Mein Zugang zu den Saalwächter-Weinen ist ja etwas ambivalent, sprunghaft bisweilen gar. Zuletzt schien sich abzuzeichnen, daß ich den Grauen Burgunder ziemlich gerne mag, Silvaner und Weißer Burgunder ganz erheblich abfallen, und der hochgelobte Chardonnay mir keinen Spaß macht, weil er zu sehr auf die schweflig-reduzierte Seite getrieben wurde.
Irgendwann vor einem Jahr oder so habe ich Einzelflaschen der roten mitbestellt, um die Elogen auf jene einer persönlichen Überprüfung zu unterziehen. Eine davon ist der
Saalwächter, Spätburgunder Alte Reben 2018Merkwürdig: Zunächst fand ich eine leichte Purpurtendenz, jetzt eine leicht gelbliche. Das hängt vermutlich stark von den Lichtverhältnissen hier ab.
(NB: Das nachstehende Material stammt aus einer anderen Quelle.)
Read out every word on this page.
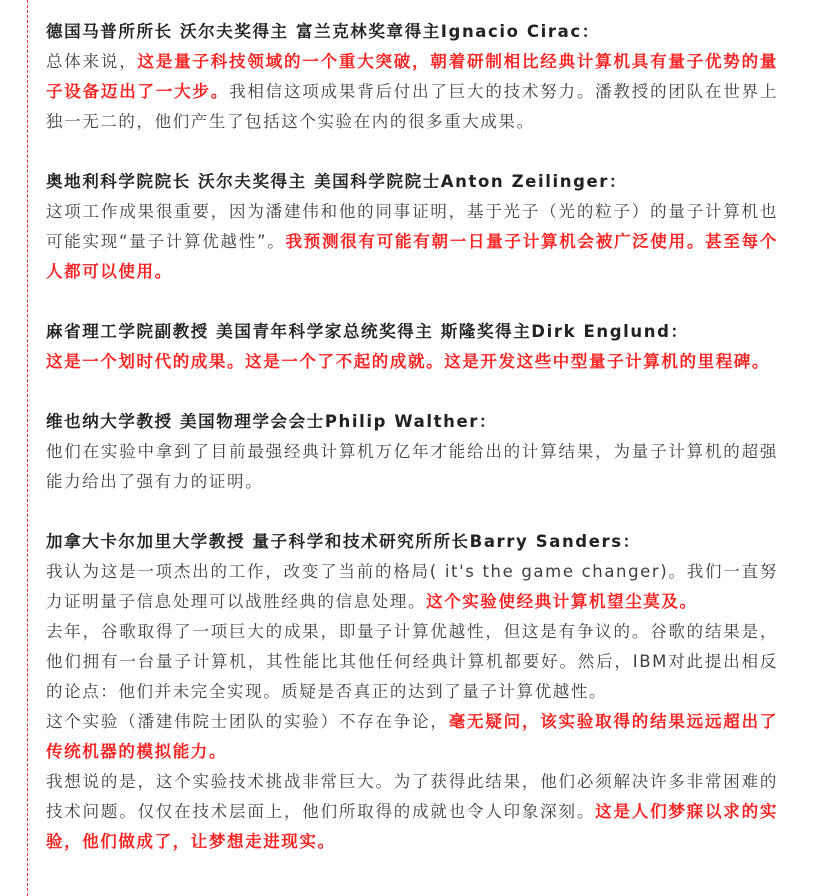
德国马普所所长 沃尔夫奖得主 富兰克林奖章得主Ignacio Cirac：
总体来说，这是量子科技领域的一个重大突破，朝着研制相比经典计算机具有量子优势的量子设备迈出了一大步。我相信这项成果背后付出了巨大的技术努力。潘教授的团队在世界上独一无二的，他们产生了包括这个实验在内的很多重大成果。
奥地利科学院院长 沃尔夫奖得主 美国科学院院士Anton Zeilinger：
这项工作成果很重要，因为潘建伟和他的同事证明，基于光子（光的粒子）的量子计算机也可能实现“量子计算优越性”。我预测很有可能有朝一日量子计算机会被广泛使用。甚至每个人都可以使用。
麻省理工学院副教授 美国青年科学家总统奖得主 斯隆奖得主Dirk Englund：
这是一个划时代的成果。这是一个了不起的成就。这是开发这些中型量子计算机的里程碑。
维也纳大学教授 美国物理学会会士Philip Walther：
他们在实验中拿到了目前最强经典计算机万亿年才能给出的计算结果，为量子计算机的超强能力给出了强有力的证明。
加拿大卡尔加里大学教授 量子科学和技术研究所所长Barry Sanders：
我认为这是一项杰出的工作，改变了当前的格局( it's the game changer)。我们一直努力证明量子信息处理可以战胜经典的信息处理。这个实验使经典计算机望尘莫及。
去年，谷歌取得了一项巨大的成果，即量子计算优越性，但这是有争议的。谷歌的结果是，他们拥有一台量子计算机，其性能比其他任何经典计算机都要好。然后，IBM对此提出相反的论点：他们并未完全实现。质疑是否真正的达到了量子计算优越性。
这个实验（潘建伟院士团队的实验）不存在争论，毫无疑问，该实验取得的结果远远超出了传统机器的模拟能力。
我想说的是，这个实验技术挑战非常巨大。为了获得此结果，他们必须解决许多非常困难的技术问题。仅仅在技术层面上，他们所取得的成就也令人印象深刻。这是人们梦寐以求的实验，他们做成了，让梦想走进现实。
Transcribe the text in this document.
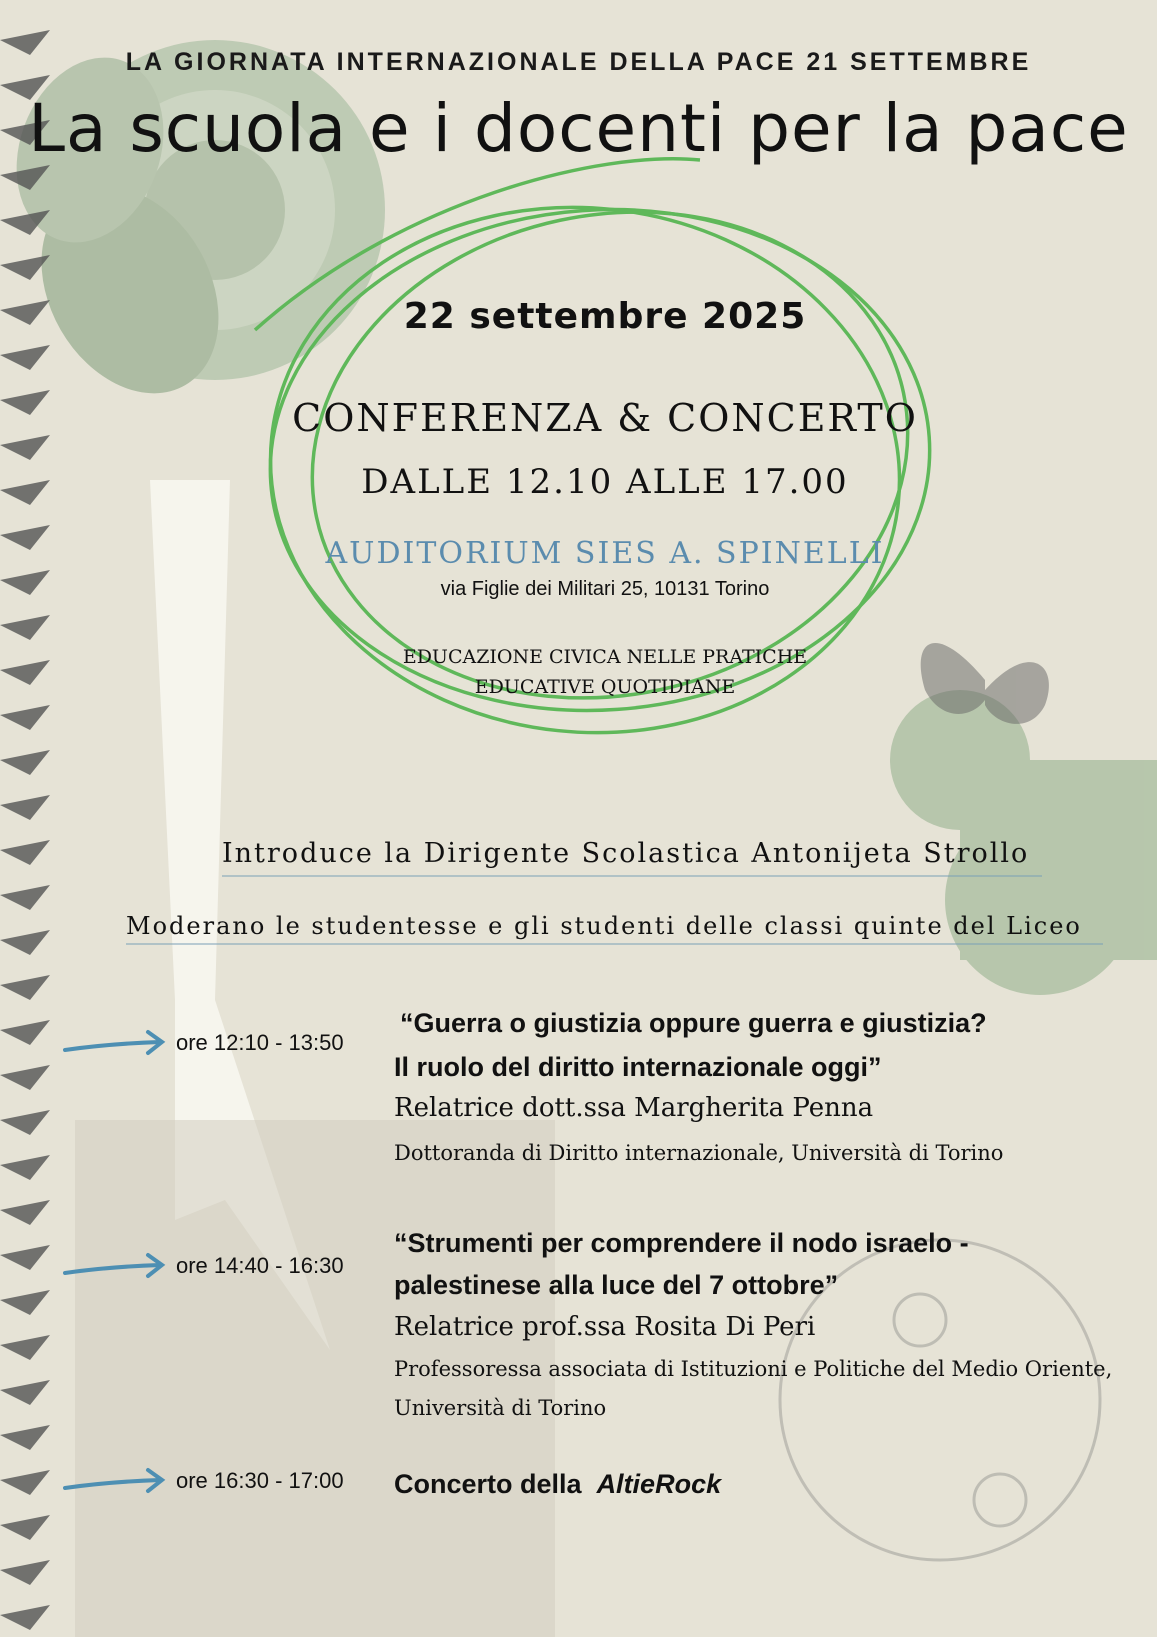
LA GIORNATA INTERNAZIONALE DELLA PACE 21 SETTEMBRE
La scuola e i docenti per la pace
22 settembre 2025
CONFERENZA & CONCERTO
DALLE 12.10 ALLE 17.00
AUDITORIUM SIES A. SPINELLI
via Figlie dei Militari 25, 10131 Torino
EDUCAZIONE CIVICA NELLE PRATICHE
EDUCATIVE QUOTIDIANE
Introduce la Dirigente Scolastica Antonijeta Strollo
Moderano le studentesse e gli studenti delle classi quinte del Liceo
ore 12:10 - 13:50
“Guerra o giustizia oppure guerra e giustizia?
Il ruolo del diritto internazionale oggi”
Relatrice dott.ssa Margherita Penna
Dottoranda di Diritto internazionale, Università di Torino
ore 14:40 - 16:30
“Strumenti per comprendere il nodo israelo -
palestinese alla luce del 7 ottobre”
Relatrice prof.ssa Rosita Di Peri
Professoressa associata di Istituzioni e Politiche del Medio Oriente,
Università di Torino
ore 16:30 - 17:00 Concerto della AltieRock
Einigen wir uns also darauf, daß er ziemlich normal rot ist.
Die Farbsättigung ist gering, will heißen: Der Wein ist recht helltransparent.
Die Nase ist "spätburgundisch" (im Gegensatz zu "pinotesk"), aber auf der kargen, maskulinen Seite. Dennoch finde ich neben Kirsche und Cranberry auch Himbeere, was sich roter liest als er auf mich wirkt, und dazu leicht kokelige Noten.
Am Gaumen zeigt sich der Wein sehr säurebetont und weist auch unterschwellig einiges CO₂ auf. Hier ist das Aromenprofil dann weniger rotfruchtig und ein wenig schwärzer, kokeliger. Eher dezente Tannine mit nicht allzufeiner Körnung.
Im Abgang sauerdropsig und eine leichte Bitternote. Später ganz hinten leicht, aber erkennbar hefig.
Zuerst das Gute: Trotz des heißen und problematischen Jahres zeigt der Wein keine Anzeichen von Trockenstreß. Auch dreht er mit 12% angenehm niedertourig.
Allerdings scheint mir die Kehrseite der Medaille ein Wein zu sein, der von früher Lese mit all ihren Begleiterscheinungen geprägt ist. Er schmeckt nicht direkt grün, ist aber nahe dran. Und der Ausbau ist womöglich nicht geeignet, diesen Eindruck deutlich abzupuffern.
Ich vermute stark, der Leitgedanke ist hier der "rote Riesling", und so dies das Ziel war, wurde es erreicht. Jedoch werde ich das Gefühl nicht los, dieser Wein sei ziemlich hedonismusbefreit und intellektfokussiert: Zwar trinkt er sich durchaus zügig weg (die Säure ist nicht
abschreckend hoch), jedoch fehlt es ihm an Substanz und Charme für unbeschwertes Trinkvergnügen. Ich vermute allerdings, daß er zu passendem Essen (gebratene Wachtel vielleicht?) eine bessere Figur machen könnte, als er dies gerade bei mir als Solist vermag. Und schließlich sind die 22,90 € für das Gebotene ziemlich sportlich bepreist; ein Sachverhalt, den wir weiter oben im Thread ja auch schon diskutiert hatten.
Für einen Verriß reicht's also nicht ganz, aber weiterverfolgen werde ich das Thema auch nicht.